Force est de constater que ce n’est pas la présence de -mm ou dämmo qui signale le topique ou le focus discursif. Le choix dépend de l’intention du locuteur, qui tient naturellement compte de l’information connue ou supposée connue de son interlocuteur, puisque ces morphèmes engendrent des présuppositions autre que celui du pronom simple qui lui, marque la focalisation.

La position initiale joue un rôle important dans la structuration de l’information. Nombreuses sont les langues qui, comme l’amharique, modifient l'ordre des mots de la phrase pour montrer le segment important du discours et orienter l’interprétation du message.
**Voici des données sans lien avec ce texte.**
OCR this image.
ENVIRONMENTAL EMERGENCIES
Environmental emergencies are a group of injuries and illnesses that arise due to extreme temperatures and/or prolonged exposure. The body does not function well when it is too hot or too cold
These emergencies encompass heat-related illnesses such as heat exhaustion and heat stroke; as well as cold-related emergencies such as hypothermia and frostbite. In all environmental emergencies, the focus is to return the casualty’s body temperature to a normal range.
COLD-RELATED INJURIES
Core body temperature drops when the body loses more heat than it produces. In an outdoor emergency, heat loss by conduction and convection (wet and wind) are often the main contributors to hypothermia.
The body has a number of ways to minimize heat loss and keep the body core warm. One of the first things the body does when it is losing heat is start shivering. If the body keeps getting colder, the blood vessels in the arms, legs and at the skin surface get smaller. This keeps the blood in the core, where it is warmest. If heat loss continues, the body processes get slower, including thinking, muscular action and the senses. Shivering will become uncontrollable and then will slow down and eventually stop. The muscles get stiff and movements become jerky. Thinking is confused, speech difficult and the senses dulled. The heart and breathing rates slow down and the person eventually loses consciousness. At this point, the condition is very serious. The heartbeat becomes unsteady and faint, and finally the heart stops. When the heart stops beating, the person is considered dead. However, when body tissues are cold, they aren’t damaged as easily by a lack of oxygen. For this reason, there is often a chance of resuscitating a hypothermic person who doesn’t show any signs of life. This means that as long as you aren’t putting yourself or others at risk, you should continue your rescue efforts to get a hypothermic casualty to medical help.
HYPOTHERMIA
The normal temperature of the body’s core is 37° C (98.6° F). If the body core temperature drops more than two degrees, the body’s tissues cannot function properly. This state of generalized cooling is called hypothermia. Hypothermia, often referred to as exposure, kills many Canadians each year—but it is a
L’ordre d’accessibilité est capital dans l’organisation de l’information, c’est-à-dire que la position syntaxique suffit à marquer la primauté d’un élément par rapport à d’autres dans un contexte donné.

La flexibilité de l’ordre des mots en amharique permet à langue de réserver la position initiale aux éléments qui doivent capter l’attention de l’allocutaire, sans qu’il n’y ait besoin de recourir à d’autres marques obligatoires.

La position initiale donne une certaine importance aux constituants qui y sont placés, elle oriente l'interprétation des segments, de même qu’elle lie le discours antérieur au discours à venir (Virtanen, 2004).

-mm et dämmo accompagnent le mot ou le groupe de mots déjà mis en valeur par sa position. L’objectif du locuteur est alors de donner des instructions, et guider l’allocutaire dans l’interprétation du message.